Los estímulos agradables, placenteros y felices que la vida nos brinda se convierten en potentes inmunoestimuladores y mejoran el estado de ánimo. A nuestro sistema inmunitario le gusta que lo cuiden y hasta que lo mimen y, por supuesto, que evitemos aquellas cosas que no le sientan bien, y muy especialmente las más venenosas, como los pensamientos de rabia, ira, pesimismo o desilusión. 

Cuando sufrimos estrés, el cerebro y los órganos periféricos segregan hormonas que se fijan a los receptores de las células de distintos órganos del cuerpo, del cabello, la piel, los intestinos… 

El estrés prenatal disminuye el peso fetal y se asocia a un parto prematuro y bajo peso al nacer. Y el estrés afecta igualmente al sistema inmunitario a lo largo de todas las etapas de la vida.

En la adolescencia disminuye la respuesta vacunal. Y en el adulto aumentan los niveles de cortisol (hormona que se libera en casos de estrés).

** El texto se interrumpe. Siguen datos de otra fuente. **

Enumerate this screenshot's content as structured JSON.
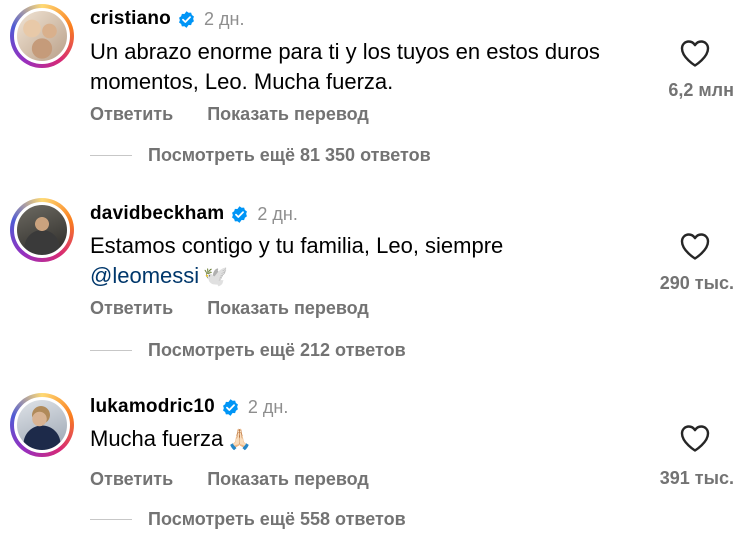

En el anciano, el estrés está relacionado con alteraciones endocrinas, cognitivas y autoinmunes que se asocian a cambios inmunológicos y respuestas inflamatorias vinculadas con el incremento de infecciones, tumores y enfermedades autoinmunes, cardiovasculares y metabólicas.

A partir de  los 50 años el timo pierde su habilidad para producir células T, y superados los 60 años es incapaz de hacerlo. Sin embargo, hay ancianos sanos. Su secreto suele ser que disfrutan de buen apoyo social, algo que, en nuestra sociedad, normalmente disminuye con la edad. Es la soledad la que disminuye la función inmunitaria que acarrea los problemas mencionados.